Currently implements basic NGram analysis, and provides an interface to create samplers from your favorite corpus.
Use run_sampling_from_corpus.py to create samples trained on a corpus in a text file.
For more info about the input arguments, type
run_sampling_from_corpus.py -h
For more control, you can import the SentenceSamplerUtility class from the utilities module, which provides a convenient wrapper around the mechanics of sampler construction.
Some highlights from a trigram model trained on the collected works of Edgar Allan Poe from Project Gutenberg (included in the tests directory):
"And yet all was blackness and vacancy."
"Notwithstanding the obscurity which thus oppressed me."
"And it was the groan of mortal terror."
"Among this nation of necromancers there was wine."
Interestingly, only the shorter sentences seem vaguely comprehensible in this model.

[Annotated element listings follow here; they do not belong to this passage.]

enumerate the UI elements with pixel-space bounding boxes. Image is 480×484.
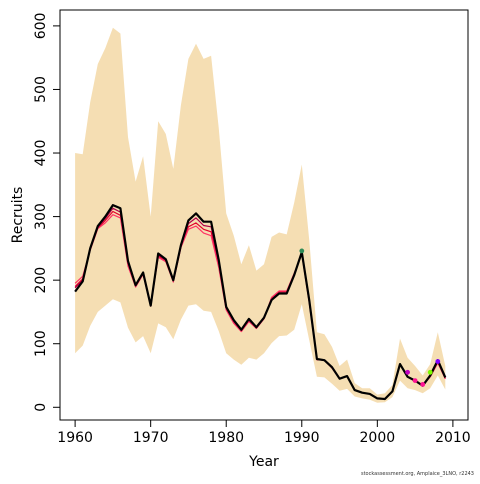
y-axis-label: Recruits (10, 187, 26, 244)
data-point (427, 369, 433, 375)
confidence-band-layer (75, 27, 446, 403)
data-point (299, 248, 305, 254)
x-tick-label: 2010 (435, 430, 471, 446)
y-tick-label: 300 (33, 203, 49, 230)
y-tick-label: 100 (33, 330, 49, 357)
x-tick-label: 1990 (284, 430, 320, 446)
y-tick-label: 0 (33, 403, 49, 412)
x-tick-label: 2000 (360, 430, 396, 446)
data-point (405, 369, 410, 375)
x-tick-label: 1960 (57, 430, 93, 446)
y-tick-label: 600 (33, 13, 49, 40)
data-point (435, 359, 441, 364)
credit-text: stockassessment.org, Amplaice_3LNO, r224… (360, 471, 474, 477)
confidence-band (75, 27, 446, 403)
points-layer (299, 248, 441, 387)
x-tick-label: 1980 (208, 430, 244, 446)
x-tick-label: 1970 (133, 430, 169, 446)
y-tick-label: 500 (33, 76, 49, 103)
x-axis-label: Year (248, 454, 279, 470)
y-tick-label: 400 (33, 140, 49, 167)
x-axis: 1960 1970 1980 1990 2000 2010 (57, 419, 471, 446)
series-line-main (74, 204, 447, 401)
data-point (412, 378, 418, 383)
y-tick-label: 200 (33, 267, 49, 294)
data-point (420, 382, 426, 387)
series-layer (74, 204, 447, 401)
y-axis: 0 100 200 300 400 500 600 (33, 13, 61, 412)
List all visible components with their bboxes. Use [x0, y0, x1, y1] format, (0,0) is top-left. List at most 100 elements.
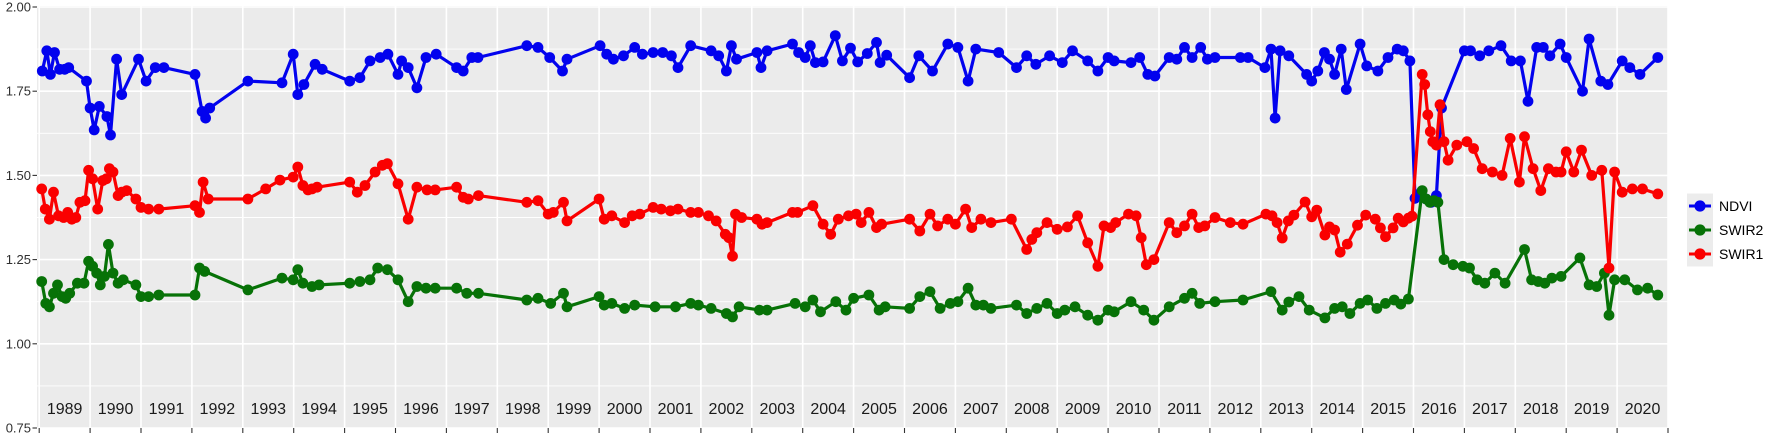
- swir2-data-point: [761, 304, 773, 316]
- swir2-data-point: [593, 291, 605, 302]
- swir1-data-point: [1021, 244, 1033, 255]
- ndvi-data-point: [1554, 38, 1566, 50]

Poe's love of stringing short relative clauses together with commas causes longer sentences to descend into trippy comma-segmented context switches:
And so with combativeness, with a sudden elevation in turpitude, whose success at guessing in the contemplation of natural glory mingled at length, upon application of the Marchesa di Mentoni, (who for some time, much of what the more distressing, the more bitterly did I shudder to name them at all, the enthusiasm, and she trembled and very bitterly wept; but to define the day of my soul!